Question

A permanent magnet is shaped as a ring with a narrow gap between the poles. The mean diameter of the ring equals d=20 cm. The width of the gap is equal to b=2.0 mm and that magnetic induction in the gap is equal to B=40 mT. Assuming that the scattering of the magnetic flux at the gap edges is negligible, then the modulus of the magnetic field strength vector inside the magnet is $1.01 \times {10^x}A/m$. Find $x$.

Answer 1

When we place a nonmagnetic material which can be magnetized in an external magnetic field then there will be magnetic property induced in it. One noticeable thing over here is the amount of magnetic strength induced will be greater than the original applied magnetic field. That means the magnetism induction (B) in that material depends upon the intensity of magnetic field(H) and intensity of magnetization(I).

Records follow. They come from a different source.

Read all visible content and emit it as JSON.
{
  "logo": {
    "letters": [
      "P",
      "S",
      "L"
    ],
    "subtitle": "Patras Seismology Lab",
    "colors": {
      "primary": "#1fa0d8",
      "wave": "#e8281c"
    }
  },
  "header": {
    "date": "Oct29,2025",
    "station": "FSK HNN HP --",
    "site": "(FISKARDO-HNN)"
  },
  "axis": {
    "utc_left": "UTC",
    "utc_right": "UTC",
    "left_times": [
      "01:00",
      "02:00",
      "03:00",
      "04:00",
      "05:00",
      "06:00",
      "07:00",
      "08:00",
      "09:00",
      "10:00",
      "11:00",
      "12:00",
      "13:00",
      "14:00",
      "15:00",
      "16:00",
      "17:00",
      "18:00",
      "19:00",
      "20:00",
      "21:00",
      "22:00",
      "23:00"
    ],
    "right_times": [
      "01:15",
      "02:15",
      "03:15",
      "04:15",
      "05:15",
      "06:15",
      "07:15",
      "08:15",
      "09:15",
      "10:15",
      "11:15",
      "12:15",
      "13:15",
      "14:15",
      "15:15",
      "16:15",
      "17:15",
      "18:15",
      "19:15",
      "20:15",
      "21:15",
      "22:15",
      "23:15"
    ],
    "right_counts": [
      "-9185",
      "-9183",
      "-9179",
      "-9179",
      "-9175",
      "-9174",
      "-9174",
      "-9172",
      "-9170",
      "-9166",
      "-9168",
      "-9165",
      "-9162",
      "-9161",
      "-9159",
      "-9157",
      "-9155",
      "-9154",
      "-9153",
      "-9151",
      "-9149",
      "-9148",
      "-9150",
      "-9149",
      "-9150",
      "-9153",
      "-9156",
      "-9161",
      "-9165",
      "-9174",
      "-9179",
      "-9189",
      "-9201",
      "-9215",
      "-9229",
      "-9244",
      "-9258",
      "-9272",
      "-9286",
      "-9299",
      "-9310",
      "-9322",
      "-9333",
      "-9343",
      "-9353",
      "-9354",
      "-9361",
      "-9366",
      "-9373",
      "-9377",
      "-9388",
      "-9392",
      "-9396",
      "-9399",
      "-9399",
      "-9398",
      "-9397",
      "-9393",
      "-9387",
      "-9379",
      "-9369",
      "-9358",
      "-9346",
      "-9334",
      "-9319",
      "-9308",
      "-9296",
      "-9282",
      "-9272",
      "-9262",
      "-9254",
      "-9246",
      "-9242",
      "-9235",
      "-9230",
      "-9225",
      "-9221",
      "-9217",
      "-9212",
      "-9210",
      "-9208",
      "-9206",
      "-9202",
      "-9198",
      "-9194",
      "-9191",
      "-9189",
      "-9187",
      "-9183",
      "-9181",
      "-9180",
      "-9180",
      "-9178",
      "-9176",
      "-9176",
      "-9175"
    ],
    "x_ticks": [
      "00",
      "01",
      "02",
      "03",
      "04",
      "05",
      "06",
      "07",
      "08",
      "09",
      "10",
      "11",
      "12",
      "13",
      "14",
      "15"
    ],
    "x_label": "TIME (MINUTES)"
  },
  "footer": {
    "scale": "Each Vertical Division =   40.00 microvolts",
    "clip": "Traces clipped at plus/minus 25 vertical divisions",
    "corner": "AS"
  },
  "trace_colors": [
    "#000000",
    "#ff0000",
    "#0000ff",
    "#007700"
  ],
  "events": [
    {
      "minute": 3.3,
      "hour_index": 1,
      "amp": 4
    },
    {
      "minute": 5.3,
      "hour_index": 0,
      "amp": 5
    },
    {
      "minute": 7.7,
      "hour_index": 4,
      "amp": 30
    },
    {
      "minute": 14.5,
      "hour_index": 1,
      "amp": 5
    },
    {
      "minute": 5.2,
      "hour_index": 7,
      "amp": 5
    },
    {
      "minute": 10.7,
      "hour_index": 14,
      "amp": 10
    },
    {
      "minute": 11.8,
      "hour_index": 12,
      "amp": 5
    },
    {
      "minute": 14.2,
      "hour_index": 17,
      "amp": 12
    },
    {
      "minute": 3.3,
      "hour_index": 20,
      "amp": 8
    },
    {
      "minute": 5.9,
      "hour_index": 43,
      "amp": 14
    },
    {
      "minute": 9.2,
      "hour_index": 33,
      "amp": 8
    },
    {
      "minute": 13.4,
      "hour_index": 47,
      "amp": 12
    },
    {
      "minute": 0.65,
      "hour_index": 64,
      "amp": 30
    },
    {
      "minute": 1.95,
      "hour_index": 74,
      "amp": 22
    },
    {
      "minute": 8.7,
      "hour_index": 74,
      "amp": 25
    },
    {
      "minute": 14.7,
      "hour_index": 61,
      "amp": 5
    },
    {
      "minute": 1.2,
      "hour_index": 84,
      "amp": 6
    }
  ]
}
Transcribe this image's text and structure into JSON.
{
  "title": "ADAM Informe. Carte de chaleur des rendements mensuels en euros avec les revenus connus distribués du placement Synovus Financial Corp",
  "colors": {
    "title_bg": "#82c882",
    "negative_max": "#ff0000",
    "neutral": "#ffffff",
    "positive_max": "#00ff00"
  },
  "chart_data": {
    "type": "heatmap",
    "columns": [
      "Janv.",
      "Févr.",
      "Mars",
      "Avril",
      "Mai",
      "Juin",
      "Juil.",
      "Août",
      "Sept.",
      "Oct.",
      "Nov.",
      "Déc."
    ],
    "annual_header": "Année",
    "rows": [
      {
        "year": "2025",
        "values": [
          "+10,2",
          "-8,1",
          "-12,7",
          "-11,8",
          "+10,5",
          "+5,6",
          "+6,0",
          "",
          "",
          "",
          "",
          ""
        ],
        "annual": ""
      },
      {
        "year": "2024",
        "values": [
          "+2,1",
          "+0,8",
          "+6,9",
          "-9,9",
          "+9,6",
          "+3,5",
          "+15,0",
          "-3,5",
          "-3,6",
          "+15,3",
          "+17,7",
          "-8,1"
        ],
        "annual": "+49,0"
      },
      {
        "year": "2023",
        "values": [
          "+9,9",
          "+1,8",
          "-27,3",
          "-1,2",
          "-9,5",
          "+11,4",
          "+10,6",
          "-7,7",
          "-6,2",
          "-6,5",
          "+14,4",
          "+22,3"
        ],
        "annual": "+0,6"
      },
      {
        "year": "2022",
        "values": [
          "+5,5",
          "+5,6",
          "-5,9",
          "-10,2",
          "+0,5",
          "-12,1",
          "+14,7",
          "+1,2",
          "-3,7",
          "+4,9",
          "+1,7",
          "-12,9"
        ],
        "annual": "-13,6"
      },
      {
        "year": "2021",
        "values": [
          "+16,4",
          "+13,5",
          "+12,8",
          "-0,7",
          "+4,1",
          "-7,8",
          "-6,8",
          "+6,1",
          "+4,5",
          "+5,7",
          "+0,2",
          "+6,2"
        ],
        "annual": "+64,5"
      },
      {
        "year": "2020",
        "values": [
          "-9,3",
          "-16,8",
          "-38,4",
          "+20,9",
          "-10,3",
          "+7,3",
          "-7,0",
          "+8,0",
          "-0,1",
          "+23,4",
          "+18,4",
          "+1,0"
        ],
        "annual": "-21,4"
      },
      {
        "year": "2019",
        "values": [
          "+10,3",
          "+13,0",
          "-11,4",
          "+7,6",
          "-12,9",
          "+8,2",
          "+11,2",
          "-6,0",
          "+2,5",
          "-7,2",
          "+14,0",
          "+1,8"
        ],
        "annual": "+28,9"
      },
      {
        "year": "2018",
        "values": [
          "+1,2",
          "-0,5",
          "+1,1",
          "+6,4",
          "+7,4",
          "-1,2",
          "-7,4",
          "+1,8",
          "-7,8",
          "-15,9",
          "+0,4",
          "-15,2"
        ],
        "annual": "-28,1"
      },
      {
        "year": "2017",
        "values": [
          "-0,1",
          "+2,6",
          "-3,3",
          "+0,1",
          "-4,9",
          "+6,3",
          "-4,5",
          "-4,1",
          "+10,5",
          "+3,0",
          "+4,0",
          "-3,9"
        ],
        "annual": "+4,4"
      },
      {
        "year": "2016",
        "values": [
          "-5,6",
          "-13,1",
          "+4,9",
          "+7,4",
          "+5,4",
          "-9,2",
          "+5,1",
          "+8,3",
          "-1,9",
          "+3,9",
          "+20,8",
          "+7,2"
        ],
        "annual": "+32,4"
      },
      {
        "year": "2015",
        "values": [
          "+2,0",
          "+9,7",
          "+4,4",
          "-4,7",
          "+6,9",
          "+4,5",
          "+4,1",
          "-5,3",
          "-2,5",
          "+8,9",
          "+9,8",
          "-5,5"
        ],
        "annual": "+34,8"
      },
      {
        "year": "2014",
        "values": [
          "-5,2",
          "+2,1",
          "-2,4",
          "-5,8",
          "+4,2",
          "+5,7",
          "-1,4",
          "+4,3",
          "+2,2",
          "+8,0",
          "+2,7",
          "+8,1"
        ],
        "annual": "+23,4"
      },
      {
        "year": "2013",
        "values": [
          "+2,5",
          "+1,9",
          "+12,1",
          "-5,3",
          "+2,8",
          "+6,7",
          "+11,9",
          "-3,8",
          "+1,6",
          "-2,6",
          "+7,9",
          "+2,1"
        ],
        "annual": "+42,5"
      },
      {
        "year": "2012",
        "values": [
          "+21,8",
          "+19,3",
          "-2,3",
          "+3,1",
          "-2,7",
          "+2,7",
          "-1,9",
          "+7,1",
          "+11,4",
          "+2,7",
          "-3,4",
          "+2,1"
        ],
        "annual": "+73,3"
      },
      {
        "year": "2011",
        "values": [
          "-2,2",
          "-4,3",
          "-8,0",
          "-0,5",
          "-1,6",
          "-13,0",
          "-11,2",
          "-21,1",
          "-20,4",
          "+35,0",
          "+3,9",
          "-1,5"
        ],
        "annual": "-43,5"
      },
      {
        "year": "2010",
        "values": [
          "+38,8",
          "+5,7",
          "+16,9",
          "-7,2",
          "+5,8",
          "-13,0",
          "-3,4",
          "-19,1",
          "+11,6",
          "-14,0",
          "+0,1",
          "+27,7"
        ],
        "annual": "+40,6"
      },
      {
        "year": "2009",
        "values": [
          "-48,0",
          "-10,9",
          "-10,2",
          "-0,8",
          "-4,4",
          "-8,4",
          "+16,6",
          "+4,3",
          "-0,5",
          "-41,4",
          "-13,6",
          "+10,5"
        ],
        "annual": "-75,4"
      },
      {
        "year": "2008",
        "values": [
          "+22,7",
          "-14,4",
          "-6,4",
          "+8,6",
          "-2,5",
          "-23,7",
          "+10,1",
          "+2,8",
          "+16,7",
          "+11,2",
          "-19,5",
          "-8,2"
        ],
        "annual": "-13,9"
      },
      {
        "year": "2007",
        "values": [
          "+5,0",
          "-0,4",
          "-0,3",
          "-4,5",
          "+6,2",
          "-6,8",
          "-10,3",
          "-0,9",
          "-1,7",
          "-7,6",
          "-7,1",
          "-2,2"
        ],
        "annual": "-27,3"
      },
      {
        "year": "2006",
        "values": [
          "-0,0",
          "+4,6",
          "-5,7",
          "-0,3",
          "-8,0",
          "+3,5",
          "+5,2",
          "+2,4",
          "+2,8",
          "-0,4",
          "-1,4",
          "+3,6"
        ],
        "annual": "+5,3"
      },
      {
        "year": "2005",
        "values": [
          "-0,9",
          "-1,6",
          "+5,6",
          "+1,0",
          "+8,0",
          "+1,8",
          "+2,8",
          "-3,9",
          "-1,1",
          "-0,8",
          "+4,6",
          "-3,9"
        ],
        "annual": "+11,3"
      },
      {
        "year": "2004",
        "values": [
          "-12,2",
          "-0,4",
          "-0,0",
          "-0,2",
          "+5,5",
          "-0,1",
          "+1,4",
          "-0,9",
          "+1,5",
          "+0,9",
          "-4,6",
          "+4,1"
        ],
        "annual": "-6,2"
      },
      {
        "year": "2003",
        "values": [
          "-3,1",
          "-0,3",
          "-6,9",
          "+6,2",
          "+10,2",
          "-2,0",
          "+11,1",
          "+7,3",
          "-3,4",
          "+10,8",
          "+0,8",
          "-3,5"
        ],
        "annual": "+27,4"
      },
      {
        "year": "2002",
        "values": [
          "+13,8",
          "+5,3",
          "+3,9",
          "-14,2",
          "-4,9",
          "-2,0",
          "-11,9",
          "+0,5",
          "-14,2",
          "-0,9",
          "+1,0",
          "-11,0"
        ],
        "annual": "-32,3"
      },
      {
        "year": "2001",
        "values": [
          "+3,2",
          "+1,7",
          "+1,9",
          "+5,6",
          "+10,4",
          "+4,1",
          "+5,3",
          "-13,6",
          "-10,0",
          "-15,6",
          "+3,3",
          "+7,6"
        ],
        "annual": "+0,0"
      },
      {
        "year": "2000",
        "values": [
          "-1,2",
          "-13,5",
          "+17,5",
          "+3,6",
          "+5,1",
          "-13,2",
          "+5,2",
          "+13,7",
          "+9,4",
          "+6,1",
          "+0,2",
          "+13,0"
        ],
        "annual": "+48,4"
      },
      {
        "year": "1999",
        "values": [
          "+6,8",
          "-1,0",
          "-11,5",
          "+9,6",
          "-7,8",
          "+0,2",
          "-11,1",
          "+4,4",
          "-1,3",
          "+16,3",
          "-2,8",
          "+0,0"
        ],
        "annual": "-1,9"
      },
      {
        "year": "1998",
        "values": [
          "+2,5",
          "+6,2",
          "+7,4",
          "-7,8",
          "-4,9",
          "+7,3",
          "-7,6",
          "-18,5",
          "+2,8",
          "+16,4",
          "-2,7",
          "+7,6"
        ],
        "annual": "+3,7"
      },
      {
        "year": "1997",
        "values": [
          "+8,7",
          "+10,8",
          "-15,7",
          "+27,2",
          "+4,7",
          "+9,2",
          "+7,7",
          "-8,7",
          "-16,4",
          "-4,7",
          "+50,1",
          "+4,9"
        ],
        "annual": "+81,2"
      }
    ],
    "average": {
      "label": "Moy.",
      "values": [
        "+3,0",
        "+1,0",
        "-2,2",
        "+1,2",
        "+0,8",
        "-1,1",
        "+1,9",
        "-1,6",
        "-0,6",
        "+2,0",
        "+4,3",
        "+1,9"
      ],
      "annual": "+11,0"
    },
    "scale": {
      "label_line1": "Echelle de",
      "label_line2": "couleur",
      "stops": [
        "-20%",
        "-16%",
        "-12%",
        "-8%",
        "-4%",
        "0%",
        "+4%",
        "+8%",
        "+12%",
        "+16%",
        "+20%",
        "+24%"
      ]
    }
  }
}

Formula used: $\oint {H.dl = 0}$
$B = {\mu _0}H$

Complete step by step answer:
we are given with the ring whose mean diameter is 20cm and there is the small gap in between the poles whose width is given as 2mm which is denoted as b and the mean diameter is denoted as d. we are also given with the magnetic induction at the gap which is B=40mT. we were asked to find the modulus of magnetic field vector i.e magnetic field intensity(H). since they told modulus we should find only the magnitude of it and not direction.
We will apply maxwell loop law to find out this
Since no current is enclosed with in the ring we can interpret the maxwell loop law as $\oint {H.dl = 0}$

Total length of the ring will be $\pi d$ length of the gap is ‘b’ so effective length of the ring excluding the gap will be $\pi d - b$
We have $B = {\mu _0}H$
We know that $\mu = 4\pi \times 10^{-7}$
Now substituting all the known values on following formula-
From $\oint {H.dl = 0}$ we get
\eqalign{ & H(\pi d - b) + \dfrac{B}{{{\mu _0}}}b = 0 \cr & \Rightarrow H = \dfrac{{ - \dfrac{B}{{{\mu _0}}}b}}{{\pi d - b}} \cr & \Rightarrow H = \dfrac{{\dfrac{{ - 40 \times {{10}^{ - 3}}}}{{4\pi \times {{10}^{ - 7}}}} \times 2 \times {{10}^{ - 3}}}}{{(\pi \times 20 \times {{10}^{ - 2}}) - (2 \times {{10}^{ - 3}})}} \cr & \Rightarrow H = 101A/m \cr & \Rightarrow H = 1.01 \times {10^2}A/m \cr}
So the value of $x$ is 2

Note: Usually this maxwell law is used to find out the magnetic field produced due to the current carrying wire i.e a loop is imagined and we will find out the magnetic field induction at that loop. But here since enclosed current is zero we assume that loop as this ring and hence we equate the integral to zero otherwise it will be a product of permeability and enclosed current.